If you look at the shadow cast by an object, you will see, if you look closely enough, variations in brightness in the shadow. These variations of light and dark cannot be explained by assuming a straight line propagation of light rays. This phenomenon of "diffractio", or diffraction of light, as we now call it, was first mentioned by Francesco Grimaldi in the 17th century.
The basic equations that describe diffraction, while easy to write down, are notoriously difficult to , and exact closed form solutions are rare. In the late 1950s, the Russian scientist Ufimtsev developed and expanded the earlier work of H.M. MacDonald (cf. Electric Waves and also here where MacDonald's Physical Optics was first introduced), and developed a powerful asymptotic method for solving high-frequency diffraction problems.
This new method was particularly suited to stealth design, since it enabled the far field diffraction pattern of radar waves from airplanes to be calculated. In particular, it was now possible to calculate what shapes would NOT reflect the radar waves back to their source, and hence would be undetectable by radar.

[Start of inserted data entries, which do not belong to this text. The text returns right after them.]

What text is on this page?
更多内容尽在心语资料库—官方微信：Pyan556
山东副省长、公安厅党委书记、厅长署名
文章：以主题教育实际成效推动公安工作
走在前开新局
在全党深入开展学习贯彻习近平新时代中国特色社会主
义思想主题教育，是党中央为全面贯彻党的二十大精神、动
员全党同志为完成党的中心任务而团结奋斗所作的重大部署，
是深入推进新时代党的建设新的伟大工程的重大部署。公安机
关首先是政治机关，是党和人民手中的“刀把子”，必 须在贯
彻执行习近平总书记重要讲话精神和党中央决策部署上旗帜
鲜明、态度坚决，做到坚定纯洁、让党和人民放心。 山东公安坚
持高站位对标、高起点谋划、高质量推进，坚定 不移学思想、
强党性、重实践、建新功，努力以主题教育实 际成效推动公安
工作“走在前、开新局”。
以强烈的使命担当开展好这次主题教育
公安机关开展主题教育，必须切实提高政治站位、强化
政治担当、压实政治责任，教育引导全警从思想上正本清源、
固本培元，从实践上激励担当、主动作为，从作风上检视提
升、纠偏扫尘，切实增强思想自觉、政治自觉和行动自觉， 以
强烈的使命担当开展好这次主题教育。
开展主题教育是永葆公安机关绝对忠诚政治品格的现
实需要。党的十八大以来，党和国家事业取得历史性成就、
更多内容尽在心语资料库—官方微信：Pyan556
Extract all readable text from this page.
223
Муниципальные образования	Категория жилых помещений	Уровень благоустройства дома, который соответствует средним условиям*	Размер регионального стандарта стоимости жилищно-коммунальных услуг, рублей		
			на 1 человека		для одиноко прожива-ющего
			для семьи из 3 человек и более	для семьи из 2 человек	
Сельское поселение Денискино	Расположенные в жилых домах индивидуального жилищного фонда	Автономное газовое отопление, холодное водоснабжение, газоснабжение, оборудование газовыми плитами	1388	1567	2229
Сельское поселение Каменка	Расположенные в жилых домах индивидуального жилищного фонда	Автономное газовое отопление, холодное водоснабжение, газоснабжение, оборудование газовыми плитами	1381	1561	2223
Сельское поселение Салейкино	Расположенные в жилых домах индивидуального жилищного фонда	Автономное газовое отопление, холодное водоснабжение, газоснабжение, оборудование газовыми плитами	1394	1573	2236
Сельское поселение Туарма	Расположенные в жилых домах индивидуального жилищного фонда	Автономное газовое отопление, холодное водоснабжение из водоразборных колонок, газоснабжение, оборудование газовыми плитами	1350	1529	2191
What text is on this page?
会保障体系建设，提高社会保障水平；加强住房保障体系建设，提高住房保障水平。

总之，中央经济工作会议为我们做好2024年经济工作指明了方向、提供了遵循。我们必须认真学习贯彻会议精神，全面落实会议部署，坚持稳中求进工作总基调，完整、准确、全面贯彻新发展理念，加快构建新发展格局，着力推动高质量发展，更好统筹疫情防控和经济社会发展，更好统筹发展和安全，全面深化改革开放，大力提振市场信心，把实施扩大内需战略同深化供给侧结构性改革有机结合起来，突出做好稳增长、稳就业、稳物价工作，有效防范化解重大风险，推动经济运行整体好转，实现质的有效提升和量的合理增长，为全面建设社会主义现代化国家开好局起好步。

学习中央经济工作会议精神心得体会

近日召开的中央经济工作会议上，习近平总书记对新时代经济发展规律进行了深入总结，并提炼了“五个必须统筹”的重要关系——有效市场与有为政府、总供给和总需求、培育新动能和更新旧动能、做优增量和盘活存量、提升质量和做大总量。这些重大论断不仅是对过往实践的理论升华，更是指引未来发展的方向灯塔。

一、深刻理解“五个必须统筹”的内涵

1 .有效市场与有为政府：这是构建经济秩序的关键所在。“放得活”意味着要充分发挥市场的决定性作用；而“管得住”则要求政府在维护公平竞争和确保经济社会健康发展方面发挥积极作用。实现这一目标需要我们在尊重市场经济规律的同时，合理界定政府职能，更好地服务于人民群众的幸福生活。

Surprisingly, Ufimstev's work was all but ignored in the Soviet Union, but not so in the US. After the US Air Force had translated his work from the original Russian, it was read by Denys Overholser, a radar specialist who realized its practical implications...and in fact, in a matter of months after he had read the paper, he had translated it into a computer program, ready for stealth design at the fabled "Skunk Works" shop. Both the Lockheed F-117 Stealth Fighter and the Northrop B-2 Stealth Bomber were designed with the aid of Ufimtsev's approach.